Women: a driving force. In the disability rights movement, women have been leading the fight for wheelchair accessibility in transportation services. And they’ve won! Melbourne’s trains have had ramps for quite a few years, and the old red rattlers in Melbourne’s tram system were finally replaced with carriages that provide disability seating. After a long campaign, wheelchair-accessible buses are now being introduced in Victoria.
Accessible transport is not only an important win for people with disabilities, it is also a victory for all women. Thousands of people with reduced mobility — because of ageing, temporary injury, disability or even just travelling with children or lugging groceries — benefit from the introduction of disability accessible transport as it spreads nationally.
But inconvenience, and even danger, still plague disabled transport users. In Geelong, Victoria’s second biggest city, only six accessible buses are in service, making it impossible for the timetables and routes to match the demand. On the trains — which are staffed only by the driver — getting on and off in a wheelchair is time-consuming and frustrating for everyone.

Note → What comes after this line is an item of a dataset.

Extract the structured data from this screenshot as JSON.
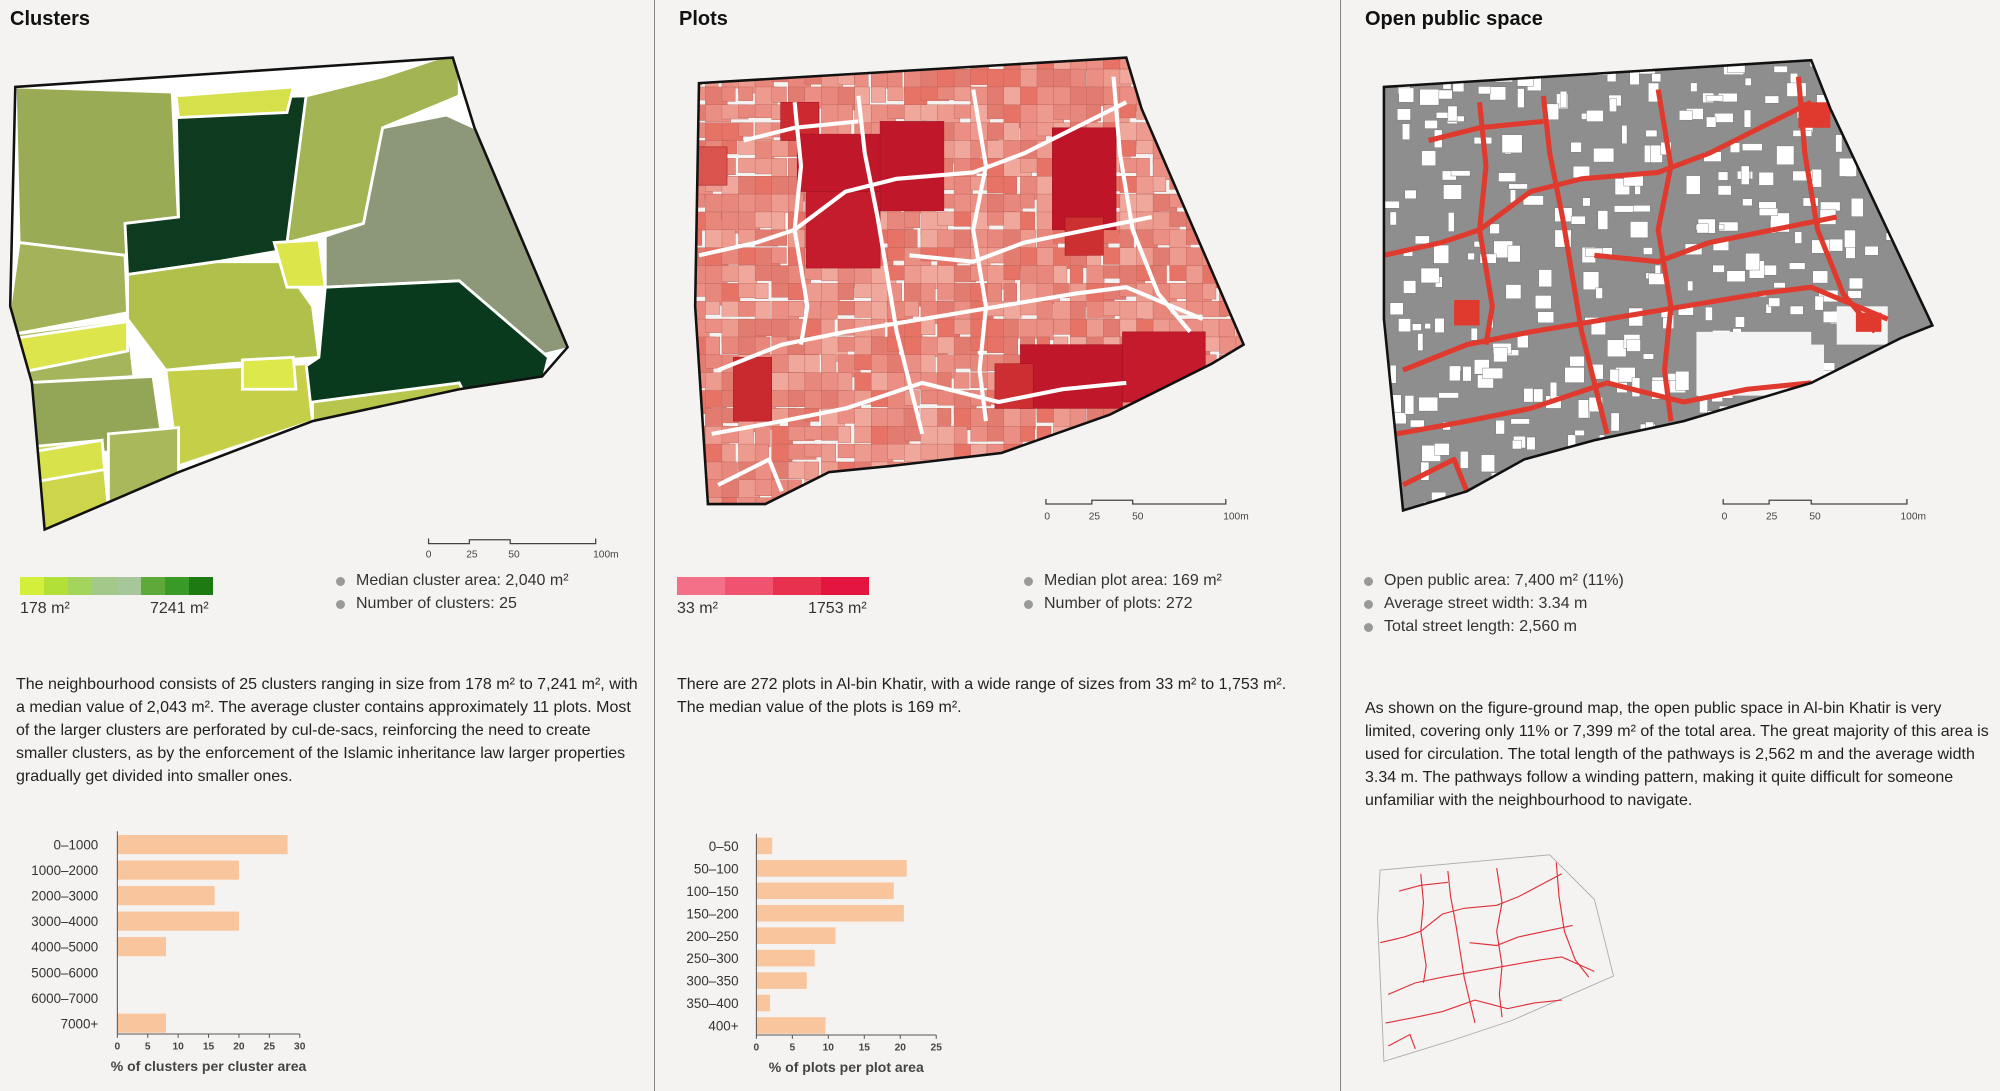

On rural routes, wheelchair commuters ride in goods carriages! With no means of safely securing the chair, these trains are also cold in the winter and sweltering in the summer.
Most urban and rural railway crossings are in disrepair, and extremely hazardous. The uneven and potholed surfaces make getting across in a wheelchair life- threatening. The recent death of Chris Jones made this longstanding problem into a public scandal.
Half-price taxis for disability pensioners could be an alternative. But taxi fares, even discounted, are expensive. And they’re not always available. It’s not unusual to wait up to four hours!
It doesn’t have to be like this! Disability oppression, like sexism, racism or homophobia, is a feature of capitalism. In fact, most disabilities are caused by capitalism’s wars, its workplaces or its contamination of the environment.
When the basis for profit-making is destroyed, then all forms of exploitation will end. Cuba shows how. This workers’ state is built from a socialist revolution. It directs the economy toward meeting the needs of all its people, including the disabled. It prioritises free, quality healthcare and rehabilitation, education and housing. The country has 427 special schools for the severely disabled. People with disabilities actively participate in making policy through their involvement in various disability organisations. The Federation of Cuban Women assists women who have disabled children and can’t stand in the long food lines created by the U.S. embargo.
People with disabilities are part of every social group — as women, queers, workers, unionists, Indigenous people, immigrants, the young and the seniors. Their demands are integral to every movement. Try these: free, quality healthcare; equal access to jobs; safe and healthy working conditions; equal pay; a livable income for all; free, quality access to education and transportation; quality, affordable housing; full economic independence; sexual and reproductive freedom.
Once society prioritises human needs, rather than the drive for profits, everybody can enjoy a good life. Imagine what working people could do if we controlled the economy and made the decisions. Let’s do it!